We even developed our own neighborhood version of the welcome wagon when a new neighbor would buy and move in. "Hi new neighbor. This is Amdro. You will use it on any fire ant nests you see. Everyone in the neighborhood uses it."

I don't have a "yard." I have acres, and acres. Can't keep them down on that much land, not realistically.
 
I believe fire ants are actually a species of wingless wasp.

But for sheer meanness, the bulldog ants of Australia win hands down. As I recall, they are an inch long with half inch jaws and quarter inch stingers. They're rather primitive as ants go, just the queen and all the others. No castes of warriors and workers. And the colonies are rather small, maybe a couple of hundred ants total.

They're highly territorial. If a bulldog ant colony moves into your house, one of you has got to go. No modus vivendi here.

Any Aussies here who can correct my mistakes?

But compared to termites, ants are a bit dull.
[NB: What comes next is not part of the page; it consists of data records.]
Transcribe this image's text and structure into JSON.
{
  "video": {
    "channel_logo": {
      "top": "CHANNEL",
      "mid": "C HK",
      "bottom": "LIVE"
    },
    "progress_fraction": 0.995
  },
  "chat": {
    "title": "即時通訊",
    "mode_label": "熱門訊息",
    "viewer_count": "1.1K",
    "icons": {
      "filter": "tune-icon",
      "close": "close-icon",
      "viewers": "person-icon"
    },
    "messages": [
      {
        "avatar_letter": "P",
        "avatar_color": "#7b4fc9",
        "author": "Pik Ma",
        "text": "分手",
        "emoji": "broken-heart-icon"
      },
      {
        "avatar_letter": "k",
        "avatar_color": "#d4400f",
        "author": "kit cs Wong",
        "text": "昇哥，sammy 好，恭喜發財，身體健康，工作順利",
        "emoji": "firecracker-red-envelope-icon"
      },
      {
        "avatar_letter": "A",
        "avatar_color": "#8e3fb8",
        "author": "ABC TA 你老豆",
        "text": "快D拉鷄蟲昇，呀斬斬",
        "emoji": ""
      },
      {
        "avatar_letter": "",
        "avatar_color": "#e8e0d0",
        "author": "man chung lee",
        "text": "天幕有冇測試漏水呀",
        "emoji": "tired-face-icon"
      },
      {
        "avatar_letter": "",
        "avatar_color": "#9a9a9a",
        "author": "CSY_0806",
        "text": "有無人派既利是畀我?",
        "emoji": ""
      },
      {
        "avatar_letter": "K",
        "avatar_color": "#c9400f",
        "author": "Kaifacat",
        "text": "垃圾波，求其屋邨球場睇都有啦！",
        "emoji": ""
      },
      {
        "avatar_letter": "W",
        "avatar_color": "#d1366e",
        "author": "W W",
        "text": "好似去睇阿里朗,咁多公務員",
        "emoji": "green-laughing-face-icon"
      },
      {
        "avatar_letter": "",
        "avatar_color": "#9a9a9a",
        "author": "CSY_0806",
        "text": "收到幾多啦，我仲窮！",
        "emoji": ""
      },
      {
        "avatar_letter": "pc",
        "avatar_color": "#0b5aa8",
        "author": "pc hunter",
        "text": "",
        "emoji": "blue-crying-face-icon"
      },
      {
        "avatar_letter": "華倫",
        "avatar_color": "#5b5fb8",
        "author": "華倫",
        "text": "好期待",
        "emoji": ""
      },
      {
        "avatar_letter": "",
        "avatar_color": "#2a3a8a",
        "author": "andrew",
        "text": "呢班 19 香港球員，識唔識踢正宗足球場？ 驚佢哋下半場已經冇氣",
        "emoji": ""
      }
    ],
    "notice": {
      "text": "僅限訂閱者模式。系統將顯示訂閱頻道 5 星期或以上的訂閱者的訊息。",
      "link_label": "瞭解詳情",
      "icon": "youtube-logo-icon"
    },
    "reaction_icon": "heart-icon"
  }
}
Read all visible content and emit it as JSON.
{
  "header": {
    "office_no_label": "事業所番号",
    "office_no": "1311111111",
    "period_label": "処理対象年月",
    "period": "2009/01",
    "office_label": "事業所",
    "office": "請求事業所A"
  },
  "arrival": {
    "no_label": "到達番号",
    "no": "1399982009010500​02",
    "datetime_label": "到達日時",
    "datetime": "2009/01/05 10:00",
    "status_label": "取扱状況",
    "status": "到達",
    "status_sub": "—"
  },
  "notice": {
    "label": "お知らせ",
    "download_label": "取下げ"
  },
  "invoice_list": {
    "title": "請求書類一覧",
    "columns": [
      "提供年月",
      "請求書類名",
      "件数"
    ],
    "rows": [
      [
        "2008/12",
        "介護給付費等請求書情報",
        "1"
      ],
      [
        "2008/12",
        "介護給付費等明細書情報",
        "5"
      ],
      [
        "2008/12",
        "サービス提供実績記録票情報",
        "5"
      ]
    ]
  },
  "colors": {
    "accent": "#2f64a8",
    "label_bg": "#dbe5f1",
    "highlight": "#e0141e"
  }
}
There is a species of termite that blows itself up to defend the nest. And various species have developed all kind of chemical weapons.
 
rgraham666 said:
There is a species of termite that blows itself up to defend the nest. And various species have developed all kind of chemical weapons.
We're doomed then. Terrorist termites.

Perdita :rolleyes:
 
In South America they have something called army ants. They live in giant colonies of hundreds of thousands of ants. The colonies are constantly on the move to find food. The ants devour everything edible in their path. They can strip a cow to skeleton in a few hours. Not nice.

JMHO.
 
I'm really starting to hate ants this year (not fear as I'm a borderline entomolophile and a confirmed arachnophile).

It's because I have a near-ground apartment room which has a tendency to get unforgivably stuffy if the window is open and tends to lure very scary floormates if the door is open. However, an open window seems to make my room a target for every single scouting ant and since my bed is by the window, this means that their pathway is over my sleeping body. Overall, not a very happy thing to wake up to. Oh well, that's why God made Raid.